Misturar o que é público e o que é privado, assim como o observador e o observado, o autor e a obra, são marcas fundamentais no trabalho da artista. A sobreposição de textos e imagens é a forma que ela escolhe para apresentar seus pontos de vista, que mudam a cada trabalho, mas que acabam revelando uma proposta ousada de como se colocar no mundo, como musa e voyeur de sua própria obra. Até hoje, só teve problemas com os objetos de seus trabalhos mais anônimos uma vez, em 1983, quando encontrou uma agenda de telefones em uma rua de Paris.
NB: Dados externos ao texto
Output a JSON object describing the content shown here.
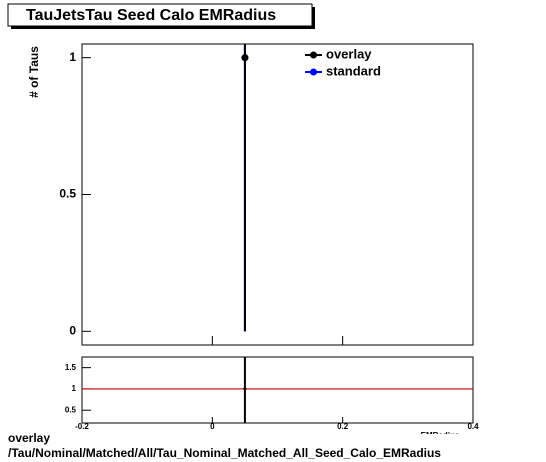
{
  "title": "TauJetsTau Seed Calo EMRadius",
  "chart_data": [
    {
      "type": "errorbar",
      "y_label": "# of Taus",
      "legend": "top-right",
      "xlim": [
        -0.2,
        0.4
      ],
      "ylim": [
        -0.05,
        1.05
      ],
      "yticks": [
        0,
        0.5,
        1
      ],
      "series": [
        {
          "name": "standard",
          "color": "#0000ff",
          "x": [
            0.05
          ],
          "values": [
            1
          ],
          "errors": [
            1
          ]
        },
        {
          "name": "overlay",
          "color": "#000000",
          "x": [
            0.05
          ],
          "values": [
            1
          ],
          "errors": [
            1
          ]
        }
      ]
    },
    {
      "type": "ratio",
      "x_label": "EMRadius",
      "xlim": [
        -0.2,
        0.4
      ],
      "xticks": [
        -0.2,
        0,
        0.2,
        0.4
      ],
      "ylim": [
        0.2,
        1.75
      ],
      "yticks": [
        0.5,
        1,
        1.5
      ],
      "reference": 1,
      "reference_color": "#cc0000",
      "x": [
        0.05
      ],
      "values": [
        1
      ],
      "errors": [
        1
      ],
      "color": "#000000"
    }
  ],
  "footer": {
    "line1": "overlay",
    "line2": "/Tau/Nominal/Matched/All/Tau_Nominal_Matched_All_Seed_Calo_EMRadius"
  }
}
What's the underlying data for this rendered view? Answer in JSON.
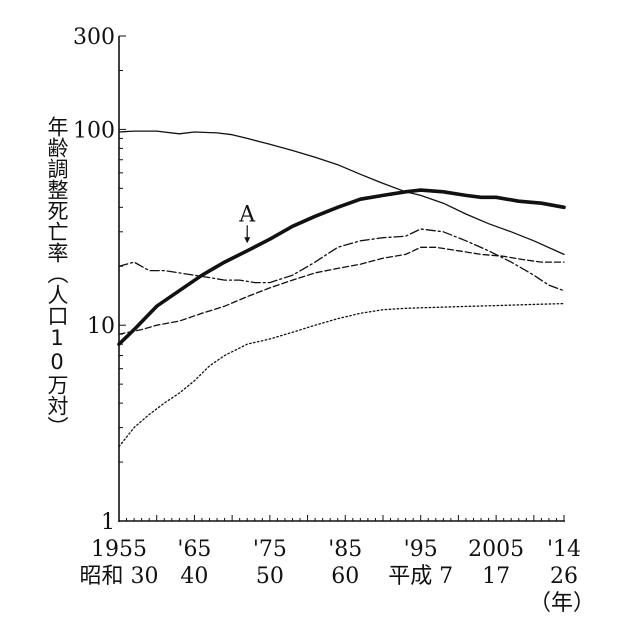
{
  "chart_data": {
    "type": "line",
    "title": "",
    "ylabel": "年齢調整死亡率（人口10万対）",
    "xlabel": "",
    "y_scale": "log",
    "ylim": [
      1,
      300
    ],
    "xlim": [
      1955,
      2014
    ],
    "y_ticks": [
      {
        "value": 1,
        "label": "1"
      },
      {
        "value": 10,
        "label": "10"
      },
      {
        "value": 100,
        "label": "100"
      },
      {
        "value": 300,
        "label": "300"
      }
    ],
    "x_ticks": [
      {
        "value": 1955,
        "label1": "1955",
        "label2": "昭和 30"
      },
      {
        "value": 1965,
        "label1": "'65",
        "label2": "40"
      },
      {
        "value": 1975,
        "label1": "'75",
        "label2": "50"
      },
      {
        "value": 1985,
        "label1": "'85",
        "label2": "60"
      },
      {
        "value": 1995,
        "label1": "'95",
        "label2": "平成 7"
      },
      {
        "value": 2005,
        "label1": "2005",
        "label2": "17"
      },
      {
        "value": 2014,
        "label1": "'14",
        "label2": "26"
      }
    ],
    "x_unit_label": "（年）",
    "annotation": {
      "text": "A",
      "x": 1972,
      "y": 25
    },
    "series": [
      {
        "style": "thick-solid",
        "x": [
          1955,
          1957,
          1960,
          1963,
          1966,
          1969,
          1972,
          1975,
          1978,
          1981,
          1984,
          1987,
          1990,
          1993,
          1995,
          1998,
          2001,
          2003,
          2005,
          2008,
          2011,
          2014
        ],
        "values": [
          8,
          9.5,
          12.5,
          15,
          18,
          21,
          24,
          27.5,
          32,
          36,
          40,
          44,
          46,
          48,
          49,
          48,
          46,
          45,
          45,
          43,
          42,
          40
        ]
      },
      {
        "style": "thin-solid",
        "x": [
          1955,
          1957,
          1960,
          1963,
          1965,
          1968,
          1970,
          1972,
          1975,
          1978,
          1981,
          1984,
          1987,
          1990,
          1993,
          1995,
          1998,
          2001,
          2004,
          2007,
          2010,
          2014
        ],
        "values": [
          97,
          98,
          98,
          95,
          97,
          96,
          94,
          90,
          84,
          78,
          72,
          66,
          59,
          53,
          48,
          46,
          42,
          37,
          33,
          30,
          27,
          23
        ]
      },
      {
        "style": "dash-dot",
        "x": [
          1955,
          1957,
          1959,
          1961,
          1963,
          1965,
          1967,
          1969,
          1971,
          1973,
          1975,
          1978,
          1981,
          1984,
          1987,
          1990,
          1993,
          1995,
          1998,
          2001,
          2004,
          2007,
          2010,
          2012,
          2014
        ],
        "values": [
          20,
          21,
          19,
          19,
          18.5,
          18,
          17.5,
          17,
          17,
          16.5,
          16.5,
          18,
          21,
          25,
          27,
          28,
          28.5,
          31,
          30,
          27,
          24,
          21,
          18,
          16,
          15
        ]
      },
      {
        "style": "dashed",
        "x": [
          1955,
          1958,
          1960,
          1963,
          1966,
          1969,
          1972,
          1975,
          1978,
          1981,
          1984,
          1987,
          1990,
          1993,
          1995,
          1997,
          2000,
          2003,
          2006,
          2009,
          2011,
          2014
        ],
        "values": [
          9,
          9.5,
          10,
          10.5,
          11.5,
          12.5,
          14,
          15.5,
          17,
          18.5,
          19.5,
          20.5,
          22,
          23,
          25,
          25,
          24,
          23,
          22.5,
          21.5,
          21,
          21
        ]
      },
      {
        "style": "dotted",
        "x": [
          1955,
          1957,
          1959,
          1961,
          1963,
          1965,
          1967,
          1969,
          1972,
          1975,
          1978,
          1981,
          1984,
          1987,
          1990,
          1993,
          1996,
          1999,
          2002,
          2005,
          2008,
          2011,
          2014
        ],
        "values": [
          2.4,
          3,
          3.5,
          4,
          4.5,
          5.2,
          6.2,
          7,
          8,
          8.5,
          9.2,
          10,
          10.8,
          11.5,
          12,
          12.2,
          12.3,
          12.4,
          12.5,
          12.6,
          12.7,
          12.8,
          12.9
        ]
      }
    ]
  }
}
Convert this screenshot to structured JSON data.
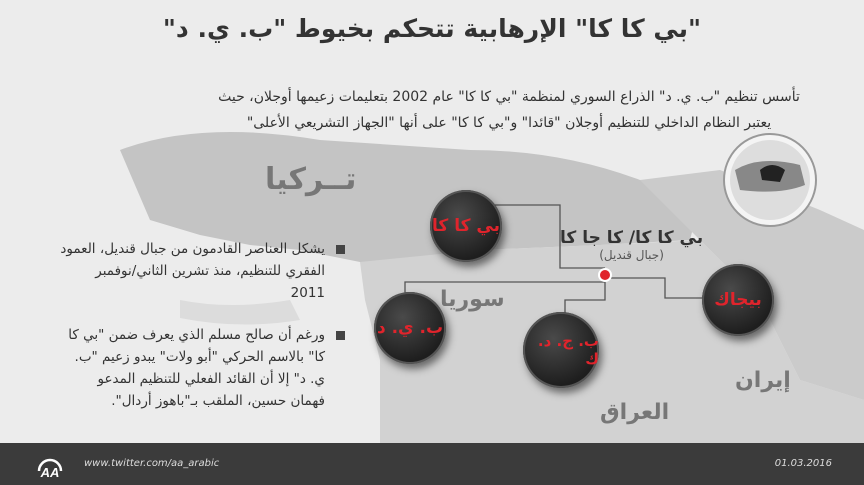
{
  "title": "\"بي كا كا\" الإرهابية تتحكم بخيوط \"ب. ي. د\"",
  "intro": "تأسس تنظيم \"ب. ي. د\" الذراع السوري لمنظمة \"بي كا كا\" عام 2002 بتعليمات زعيمها أوجلان، حيث يعتبر النظام الداخلي للتنظيم أوجلان \"قائدا\" و\"بي كا كا\" على أنها \"الجهاز التشريعي الأعلى\"",
  "countries": {
    "turkey": "تــركيا",
    "syria": "سوريا",
    "iraq": "العراق",
    "iran": "إيران"
  },
  "bullets": [
    "يشكل العناصر القادمون من جبال قنديل، العمود الفقري للتنظيم، منذ تشرين الثاني/نوفمبر 2011",
    "ورغم أن صالح مسلم الذي يعرف ضمن \"بي كا كا\" بالاسم الحركي \"أبو ولات\" يبدو زعيم \"ب. ي. د\" إلا أن القائد الفعلي للتنظيم المدعو فهمان حسين، الملقب بـ\"باهوز أردال\"."
  ],
  "hub": {
    "name": "بي كا كا/ كا جا كا",
    "location": "(جبال قنديل)"
  },
  "nodes": {
    "pkk": "بي كا كا",
    "pyd": "ب. ي. د",
    "kcdk": "ب. ج. د. ك",
    "pjak": "بيجاك"
  },
  "footer": {
    "twitter": "www.twitter.com/aa_arabic",
    "date": "01.03.2016",
    "logo": "AA"
  },
  "colors": {
    "accent": "#e0242c",
    "footer": "#3b3b3b"
  }
}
Devolveu assim que pode para o dono, mas tirou cópia dos números e começou a ligar para as pessoas listadas na agenda e entrevistá-las a fim de construir um perfil daquele desconhecido sem falar com ele. Publicou as conversas em capítulos no jornal francês "Libération". O dono da agenda não gostou, processou a artista, que contra-atacou com a proposta de um acordo de paz. O homem disse que a única retratação possível seria ela publicar uma foto dela mesma, nua, no mesmo jornal. Sophie cumpriu sua parte, feliz da vida.
A NOBREZA IMPERA
A visita ao Brasil promete testar ainda mais seus limites artísticos e pessoais. No começo de "Cuide de Você", decidiu que iria proteger a identidade do autor do e-mail e em todas as fotos da exposição a mensagem termina sem assinatura, com um X no lugar do nome. Mas o segredo de Sophie foi tão preservado quanto sua decisão de não ser fotografada para esta revista. É que sua obra anterior é dedicada ao escritor francês Grégoire Bouillier, autor de dois livros. O último, um romance autobiográfico chamado "The Mistery Guest", lançado em 2006 e dedicado a ela, narra como começou o romance dos dois.
Grégoire Bouillier, 48, é um dos escritores convidados da próxima Flip (Festa Literária Internacional de Paraty), que acontece entre os dias 1º e 5 de julho. Assim como Sophie Calle. E lá os dois vão se encontrar pessoalmente pela primeira vez desde que o romance acabou. Mas, sendo ela quem é, um simples encontro privado não seria suficiente. Como a vida dela inspira sua arte, que por sua vez reflete a própria vida, Sophie e Grégoire vão participar de um debate aberto ao público. Tudo muito civilizado, com mediador, hora marcada, ingressos limitados e tradução simultânea para o português. Tudo muito nobre.
Vai ver é isso o que os franceses queriam dizer com "noblesse oblige".
Achei corajoso, impactante e catártico o conceito do trabalho. Veremos a exposiçao, assim poderemos dar um parecer mais justo.